The Russian annexation of the Crimea had created 300,000 new imperial subjects, nearly all of them Muslim Tatars and Nogais. The Russians attempted to co-opt the local notables (beys and mirzas) into their administration by offering to convert them to Christianity and elevate them to noble status. But their invitation was ignored. The power of these notables had never been derived from civil service but from their ownership of land and from clan-based politics: as long as they were allowed to keep their land, most of them preferred to keep their standing in the local community rather than serve their new imperial masters. The majority had ties through kin or trade or religion to the Ottoman Empire. Many of them emigrated there following the Russian takeover.

Russian policy towards the Tatar peasants was more brutal.

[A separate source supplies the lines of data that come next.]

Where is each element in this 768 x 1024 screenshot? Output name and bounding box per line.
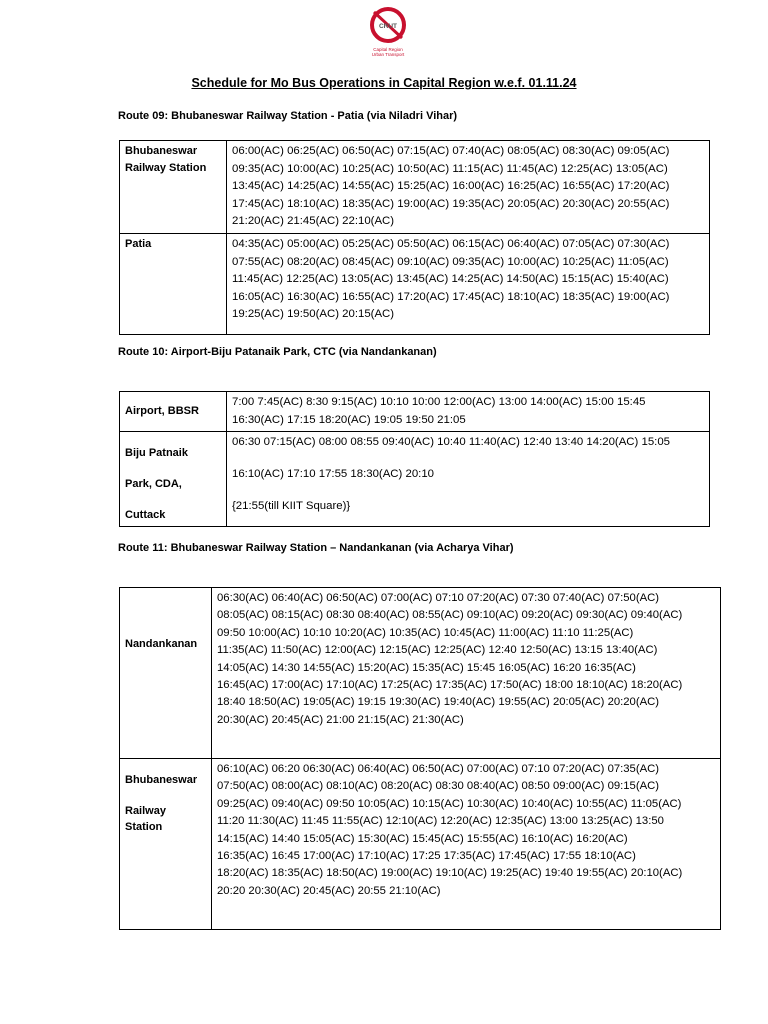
table-row xyxy=(120,588,721,759)
route-10-table xyxy=(119,391,710,527)
crut-logo-mark xyxy=(366,6,410,46)
stop-name: Nandankanan xyxy=(120,588,212,759)
page-title: Schedule for Mo Bus Operations in Capital Region w.e.f. 01.11.24 xyxy=(191,76,577,90)
departure-times: 06:30(AC) 06:40(AC) 06:50(AC) 07:00(AC) 07:10 07:20(AC) 07:30 07:40(AC) 07:50(AC) 08:05(AC) 08:15(AC) 08:30 08:40(AC) 08:55(AC) 09:10(AC) 09:20(AC) 09:30(AC) 09:40(AC) 09:50 10:00(AC) 10:10 10:20(AC) 10:35(AC) 10:45(AC) 11:00(AC) 11:10 11:25(AC) 11:35(AC) 11:50(AC) 12:00(AC) 12:15(AC) 12:25(AC) 12:40 12:50(AC) 13:15 13:40(AC) 14:05(AC) 14:30 14:55(AC) 15:20(AC) 15:35(AC) 15:45 16:05(AC) 16:20 16:35(AC) 16:45(AC) 17:00(AC) 17:10(AC) 17:25(AC) 17:35(AC) 17:50(AC) 18:00 18:10(AC) 18:20(AC) 18:40 18:50(AC) 19:05(AC) 19:15 19:30(AC) 19:40(AC) 19:55(AC) 20:05(AC) 20:20(AC) 20:30(AC) 20:45(AC) 21:00 21:15(AC) 21:30(AC) xyxy=(212,588,721,759)
route-11-heading: Route 11: Bhubaneswar Railway Station – Nandankanan (via Acharya Vihar) xyxy=(118,542,514,554)
table-row xyxy=(120,392,710,432)
route-10-heading: Route 10: Airport-Biju Patanaik Park, CTC (via Nandankanan) xyxy=(118,346,437,358)
stop-name: Biju Patnaik Park, CDA, Cuttack xyxy=(120,432,227,527)
departure-times: 04:35(AC) 05:00(AC) 05:25(AC) 05:50(AC) 06:15(AC) 06:40(AC) 07:05(AC) 07:30(AC) 07:55(AC) 08:20(AC) 08:45(AC) 09:10(AC) 09:35(AC) 10:00(AC) 10:25(AC) 11:05(AC) 11:45(AC) 12:25(AC) 13:05(AC) 13:45(AC) 14:25(AC) 14:50(AC) 15:15(AC) 15:40(AC) 16:05(AC) 16:30(AC) 16:55(AC) 17:20(AC) 17:45(AC) 18:10(AC) 18:35(AC) 19:00(AC) 19:25(AC) 19:50(AC) 20:15(AC) xyxy=(227,233,710,334)
route-09-heading: Route 09: Bhubaneswar Railway Station - Patia (via Niladri Vihar) xyxy=(118,110,458,122)
departure-times: 06:00(AC) 06:25(AC) 06:50(AC) 07:15(AC) 07:40(AC) 08:05(AC) 08:30(AC) 09:05(AC) 09:35(AC) 10:00(AC) 10:25(AC) 10:50(AC) 11:15(AC) 11:45(AC) 12:25(AC) 13:05(AC) 13:45(AC) 14:25(AC) 14:55(AC) 15:25(AC) 16:00(AC) 16:25(AC) 16:55(AC) 17:20(AC) 17:45(AC) 18:10(AC) 18:35(AC) 19:00(AC) 19:35(AC) 20:05(AC) 20:30(AC) 20:55(AC) 21:20(AC) 21:45(AC) 22:10(AC) xyxy=(227,141,710,234)
departure-times: 06:30 07:15(AC) 08:00 08:55 09:40(AC) 10:40 11:40(AC) 12:40 13:40 14:20(AC) 15:05 16:10(AC) 17:10 17:55 18:30(AC) 20:10 {21:55(till KIIT Square)} xyxy=(227,432,710,527)
stop-name: Airport, BBSR xyxy=(120,392,227,432)
table-row xyxy=(120,432,710,527)
departure-times: 06:10(AC) 06:20 06:30(AC) 06:40(AC) 06:50(AC) 07:00(AC) 07:10 07:20(AC) 07:35(AC) 07:50(AC) 08:00(AC) 08:10(AC) 08:20(AC) 08:30 08:40(AC) 08:50 09:00(AC) 09:15(AC) 09:25(AC) 09:40(AC) 09:50 10:05(AC) 10:15(AC) 10:30(AC) 10:40(AC) 10:55(AC) 11:05(AC) 11:20 11:30(AC) 11:45 11:55(AC) 12:10(AC) 12:20(AC) 12:35(AC) 13:00 13:25(AC) 13:50 14:15(AC) 14:40 15:05(AC) 15:30(AC) 15:45(AC) 15:55(AC) 16:10(AC) 16:20(AC) 16:35(AC) 16:45 17:00(AC) 17:10(AC) 17:25 17:35(AC) 17:45(AC) 17:55 18:10(AC) 18:20(AC) 18:35(AC) 18:50(AC) 19:00(AC) 19:10(AC) 19:25(AC) 19:40 19:55(AC) 20:10(AC) 20:20 20:30(AC) 20:45(AC) 20:55 21:10(AC) xyxy=(212,759,721,930)
stop-name: Bhubaneswar Railway Station xyxy=(120,141,227,234)
table-row xyxy=(120,141,710,234)
logo-text: CRUT xyxy=(378,23,398,30)
table-row xyxy=(120,233,710,334)
route-09-table xyxy=(119,140,710,335)
logo-subtitle: Capital Region Urban Transport xyxy=(371,47,405,57)
crut-logo xyxy=(362,6,414,76)
departure-times: 7:00 7:45(AC) 8:30 9:15(AC) 10:10 10:00 12:00(AC) 13:00 14:00(AC) 15:00 15:45 16:30(AC) 17:15 18:20(AC) 19:05 19:50 21:05 xyxy=(227,392,710,432)
table-row xyxy=(120,759,721,930)
route-11-table xyxy=(119,587,721,930)
stop-name: Patia xyxy=(120,233,227,334)
stop-name: Bhubaneswar Railway Station xyxy=(120,759,212,930)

Serfdom was unknown in the Crimea, unlike most of Russia. The freedom of the Tatar peasants was recognized by the new imperial government, which made them into state peasants (a separate legal category from the serfs). But the continued allegiance of the Tatars to the Ottoman caliph, to whom they appealed in their Friday prayers, was a constant provocation to the Russians. It gave them cause to doubt the sincerity of their new subjects’ oath of allegiance to the tsar. Throughout their many wars with the Ottomans in the nineteenth century, the Russians remained terrified of Tatar revolts in the Crimea. They accused Muslim leaders of praying for a Turkish victory and Tatar peasants of hoping for their liberation by the Turks, despite the fact that, for the most part, until the Crimean War, the Muslim population remained loyal to the tsar.

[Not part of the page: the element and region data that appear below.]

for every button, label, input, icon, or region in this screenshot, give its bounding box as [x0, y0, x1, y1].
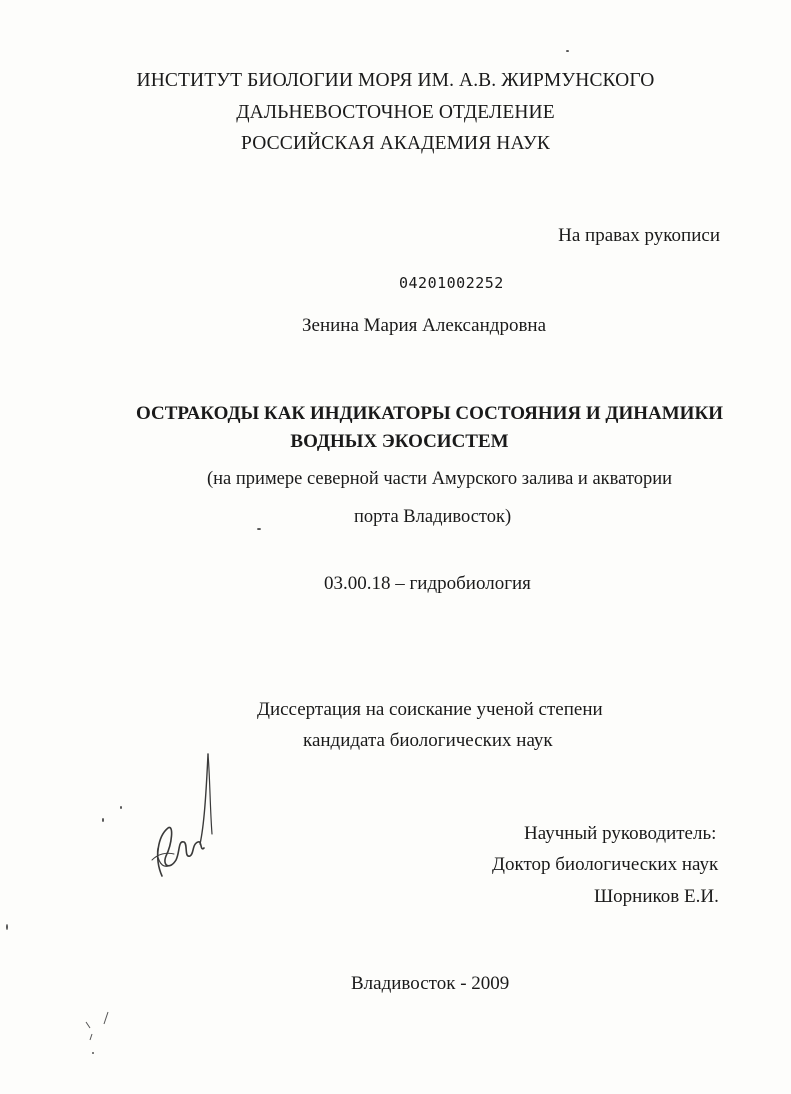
paper-speck — [102, 818, 104, 822]
paper-speck — [257, 528, 261, 530]
degree-line-2: кандидата биологических наук — [303, 730, 553, 751]
registration-number: 04201002252 — [399, 274, 504, 292]
paper-speck — [92, 1052, 94, 1054]
subtitle-line-1: (на примере северной части Амурского залива и акватории — [207, 469, 673, 489]
supervisor-title: Доктор биологических наук — [492, 854, 719, 875]
title-line-2: ВОДНЫХ ЭКОСИСТЕМ — [290, 431, 509, 452]
supervisor-name: Шорников Е.И. — [594, 886, 719, 907]
specialty-code: 03.00.18 – гидробиология — [324, 573, 531, 594]
academy-name: РОССИЙСКАЯ АКАДЕМИЯ НАУК — [241, 133, 550, 154]
subtitle-line-2: порта Владивосток) — [354, 507, 512, 527]
branch-name: ДАЛЬНЕВОСТОЧНОЕ ОТДЕЛЕНИЕ — [236, 102, 555, 123]
author-name: Зенина Мария Александровна — [302, 315, 547, 336]
supervisor-label: Научный руководитель: — [524, 823, 717, 844]
stray-pen-marks — [80, 1008, 120, 1048]
handwritten-signature — [148, 748, 228, 888]
paper-speck — [120, 806, 122, 809]
institute-name: ИНСТИТУТ БИОЛОГИИ МОРЯ ИМ. А.В. ЖИРМУНСКОГО — [136, 70, 655, 91]
manuscript-note: На правах рукописи — [558, 225, 720, 246]
city-year: Владивосток - 2009 — [351, 973, 510, 994]
title-line-1: ОСТРАКОДЫ КАК ИНДИКАТОРЫ СОСТОЯНИЯ И ДИНАМИКИ — [136, 403, 723, 424]
paper-speck — [6, 924, 8, 930]
paper-speck — [566, 50, 569, 52]
degree-line-1: Диссертация на соискание ученой степени — [257, 699, 603, 720]
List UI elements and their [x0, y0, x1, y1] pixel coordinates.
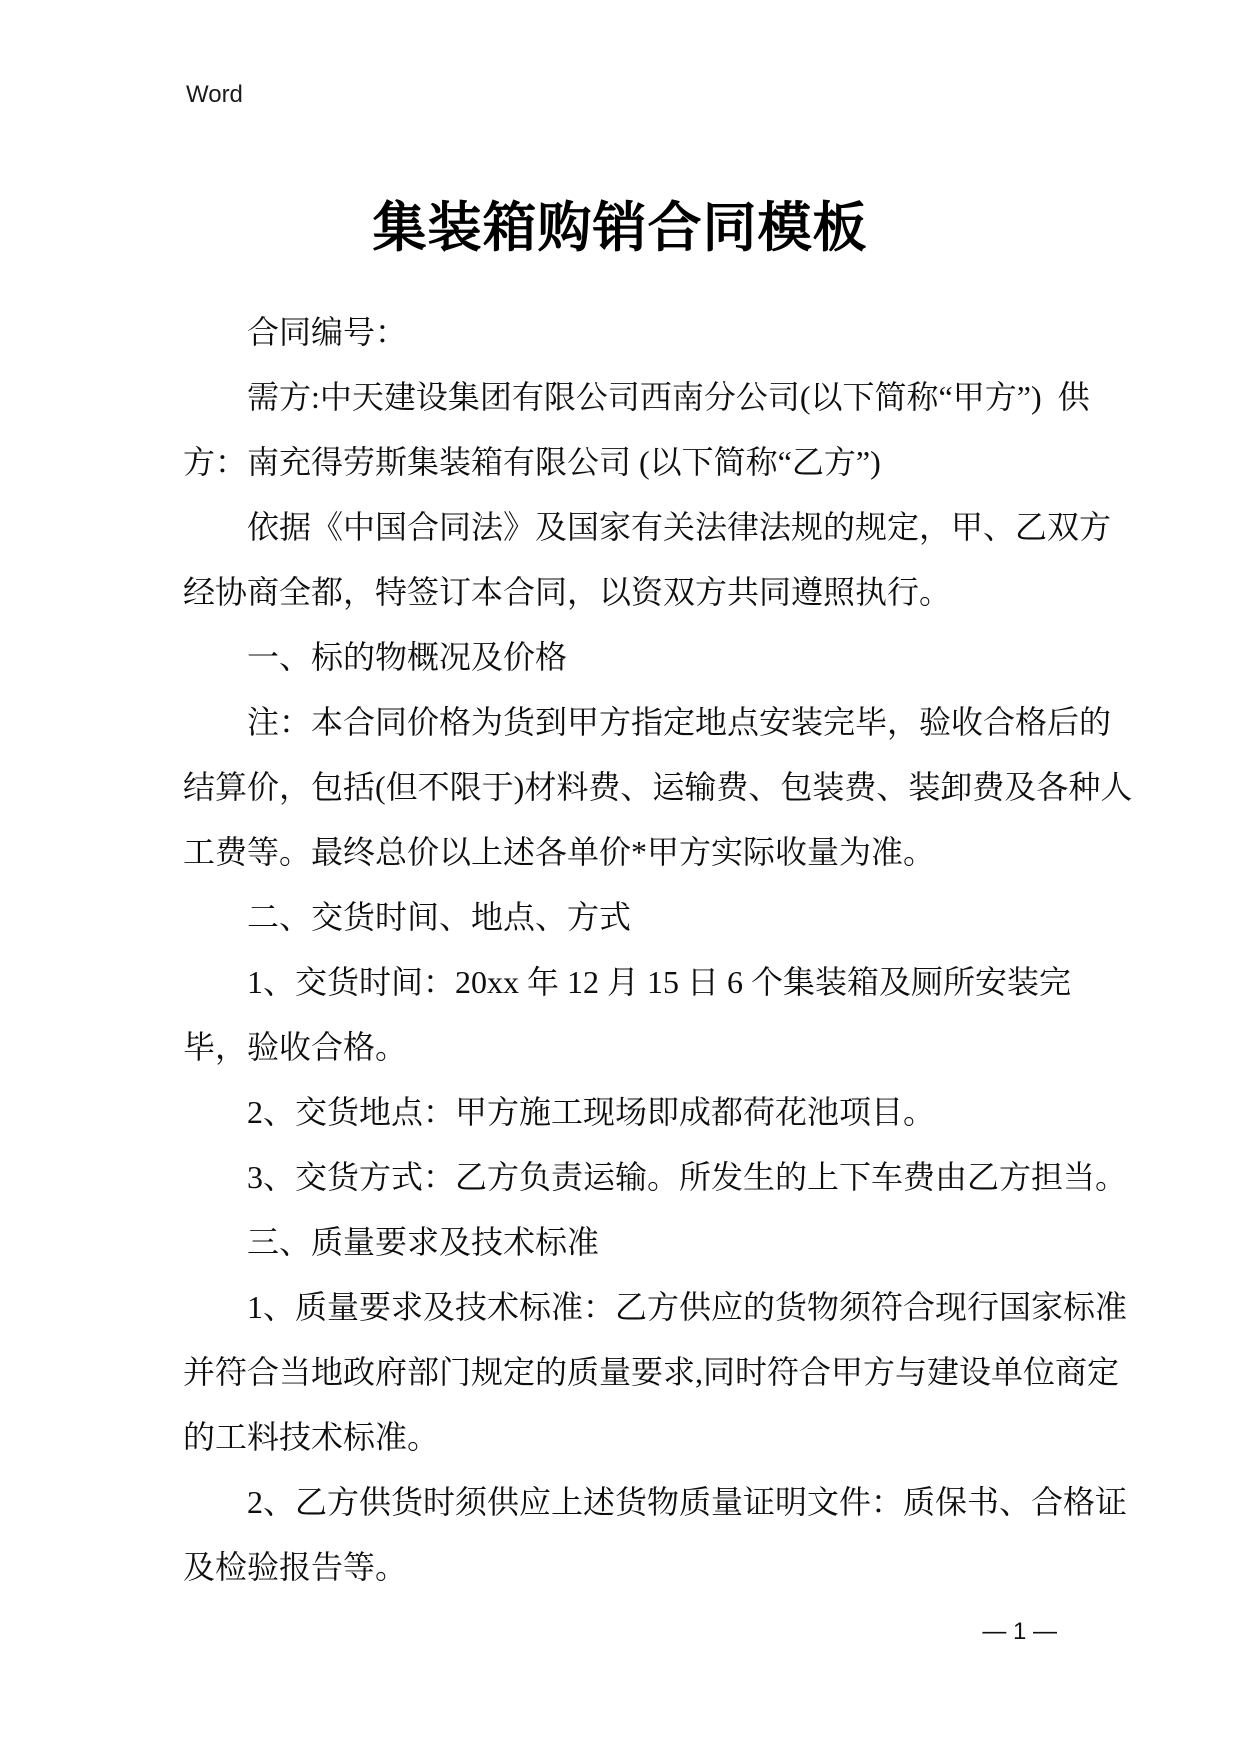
document-line: 注：本合同价格为货到甲方指定地点安装完毕，验收合格后的	[247, 704, 1112, 740]
document-line: 2、乙方供货时须供应上述货物质量证明文件：质保书、合格证	[247, 1484, 1128, 1520]
page-number: — 1 —	[982, 1618, 1057, 1645]
document-line: 经协商全都，特签订本合同，以资双方共同遵照执行。	[183, 574, 952, 610]
document-line: 1、质量要求及技术标准：乙方供应的货物须符合现行国家标准	[247, 1289, 1128, 1325]
document-line: 依据《中国合同法》及国家有关法律法规的规定，甲、乙双方	[247, 509, 1112, 545]
document-line: 毕，验收合格。	[183, 1029, 408, 1065]
document-line: 并符合当地政府部门规定的质量要求,同时符合甲方与建设单位商定	[183, 1354, 1120, 1390]
document-line: 结算价，包括(但不限于)材料费、运输费、包装费、装卸费及各种人	[183, 769, 1133, 805]
document-line: 方：南充得劳斯集装箱有限公司 (以下简称“乙方”)	[183, 444, 881, 480]
document-line: 1、交货时间：20xx 年 12 月 15 日 6 个集装箱及厕所安装完	[247, 964, 1072, 1000]
document-body	[183, 300, 1133, 1600]
document-line: 的工料技术标准。	[183, 1419, 440, 1455]
document-line: 3、交货方式：乙方负责运输。所发生的上下车费由乙方担当。	[247, 1159, 1128, 1195]
document-line: 及检验报告等。	[183, 1549, 408, 1585]
document-line: 一、标的物概况及价格	[247, 639, 568, 675]
document-line: 需方:中天建设集团有限公司西南分公司(以下简称“甲方”) 供	[247, 379, 1090, 415]
document-line: 2、交货地点：甲方施工现场即成都荷花池项目。	[247, 1094, 936, 1130]
document-line: 合同编号：	[247, 314, 408, 350]
document-line: 工费等。最终总价以上述各单价*甲方实际收量为准。	[183, 834, 936, 870]
word-app-label: Word	[186, 81, 243, 108]
document-line: 三、质量要求及技术标准	[247, 1224, 600, 1260]
document-title: 集装箱购销合同模板	[372, 198, 868, 258]
document-line: 二、交货时间、地点、方式	[247, 899, 632, 935]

Convinced of Tatar perfidy, the Russians did what they could to get their new subjects to leave. The first mass exodus of Crimean Tatars to Turkey occurred during the Russo-Turkish war of 1787–92. Most of it was the panic flight of peasants frightened of reprisals by the Russians. But the Tatars were also encouraged to depart by a variety of other Russian measures, including the seizure of their land, punitive taxation, forced labour and physical intimidation by Cossack squads. By 1800 nearly one-third of the Crimean Tatar population, about 100,000 people, had emigrated to the Ottoman Empire with another 10,000 leaving in the wake of the Russo-Turkish war of 1806–12. They were replaced by Russian settlers and other Eastern Christians: Greeks, Armenians, Bulgarians, many of them refugees from the Ottoman Empire who wanted the protection of a Christian state. The exodus of the Crimean Tatars was the start of a gradual retreat of the Muslims from Europe. It was part of a long history of demographic exchange and ethnic conflict between the Ottoman and Orthodox spheres which would last until the Balkan crises of the late twentieth century.

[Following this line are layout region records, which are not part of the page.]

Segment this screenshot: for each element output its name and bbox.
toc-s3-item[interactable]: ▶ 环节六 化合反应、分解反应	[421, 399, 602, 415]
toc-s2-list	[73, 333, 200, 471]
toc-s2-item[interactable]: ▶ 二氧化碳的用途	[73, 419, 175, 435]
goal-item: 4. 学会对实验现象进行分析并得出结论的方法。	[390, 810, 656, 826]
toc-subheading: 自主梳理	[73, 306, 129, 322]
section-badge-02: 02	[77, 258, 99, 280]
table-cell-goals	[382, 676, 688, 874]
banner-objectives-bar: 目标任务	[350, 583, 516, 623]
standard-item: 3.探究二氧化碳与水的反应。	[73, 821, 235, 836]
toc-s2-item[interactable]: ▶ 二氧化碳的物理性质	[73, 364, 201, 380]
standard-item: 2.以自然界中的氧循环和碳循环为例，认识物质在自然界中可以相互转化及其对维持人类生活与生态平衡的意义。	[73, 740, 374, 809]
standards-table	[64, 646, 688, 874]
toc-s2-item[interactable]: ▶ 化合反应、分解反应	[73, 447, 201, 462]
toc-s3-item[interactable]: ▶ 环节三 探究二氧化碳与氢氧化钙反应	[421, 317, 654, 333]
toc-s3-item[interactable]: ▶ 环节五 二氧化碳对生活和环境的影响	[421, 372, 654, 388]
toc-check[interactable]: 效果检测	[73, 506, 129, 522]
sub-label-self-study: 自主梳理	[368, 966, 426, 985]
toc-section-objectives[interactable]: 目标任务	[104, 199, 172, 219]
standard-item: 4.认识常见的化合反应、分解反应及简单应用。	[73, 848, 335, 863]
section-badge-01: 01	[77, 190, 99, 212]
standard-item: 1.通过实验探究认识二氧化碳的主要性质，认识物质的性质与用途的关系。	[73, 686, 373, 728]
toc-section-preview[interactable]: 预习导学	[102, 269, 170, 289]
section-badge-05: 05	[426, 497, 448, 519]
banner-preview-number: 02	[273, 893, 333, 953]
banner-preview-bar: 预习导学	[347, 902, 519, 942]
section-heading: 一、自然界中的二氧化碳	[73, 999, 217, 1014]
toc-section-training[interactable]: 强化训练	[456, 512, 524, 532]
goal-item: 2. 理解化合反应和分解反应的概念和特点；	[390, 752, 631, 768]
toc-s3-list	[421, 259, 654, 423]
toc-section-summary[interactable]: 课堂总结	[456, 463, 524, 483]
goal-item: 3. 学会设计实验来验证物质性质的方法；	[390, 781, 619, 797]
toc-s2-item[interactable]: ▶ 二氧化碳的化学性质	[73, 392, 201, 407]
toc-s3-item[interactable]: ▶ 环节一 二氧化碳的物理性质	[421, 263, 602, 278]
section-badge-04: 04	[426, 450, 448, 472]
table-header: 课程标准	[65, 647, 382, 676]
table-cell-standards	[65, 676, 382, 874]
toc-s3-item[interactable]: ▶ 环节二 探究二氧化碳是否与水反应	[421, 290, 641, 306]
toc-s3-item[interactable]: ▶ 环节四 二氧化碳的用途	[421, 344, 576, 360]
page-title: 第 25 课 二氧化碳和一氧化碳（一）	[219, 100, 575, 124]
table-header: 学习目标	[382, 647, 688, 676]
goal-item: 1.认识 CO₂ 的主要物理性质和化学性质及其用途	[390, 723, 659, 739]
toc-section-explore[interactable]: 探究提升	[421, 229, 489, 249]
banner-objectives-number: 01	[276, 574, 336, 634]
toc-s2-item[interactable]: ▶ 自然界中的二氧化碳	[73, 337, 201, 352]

The Christianization of the Crimea was also realized in grand designs for churches, palaces and neoclassical cities that would eradicate all Muslim traces from the physical environment. Catherine envisaged the Crimea as Russia’s southern paradise, a pleasure-garden where the fruits of her enlightened Christian rule could be enjoyed and exhibited to the world beyond the Black Sea. She liked to call the peninsula by its Greek name, Taurida, in preference to Crimea (Krym), its Tatar name: she thought that it linked Russia to the Hellenic civilization of Byzantium. She gave enormous tracts of land to Russia’s nobles to establish magnificent estates along the mountainous southern coast, a coastline to rival the Amalfi in beauty; their classical buildings, Mediterranean gardens and vineyards were supposed to be the carriers of a new Christian civilization in this previously heathen land.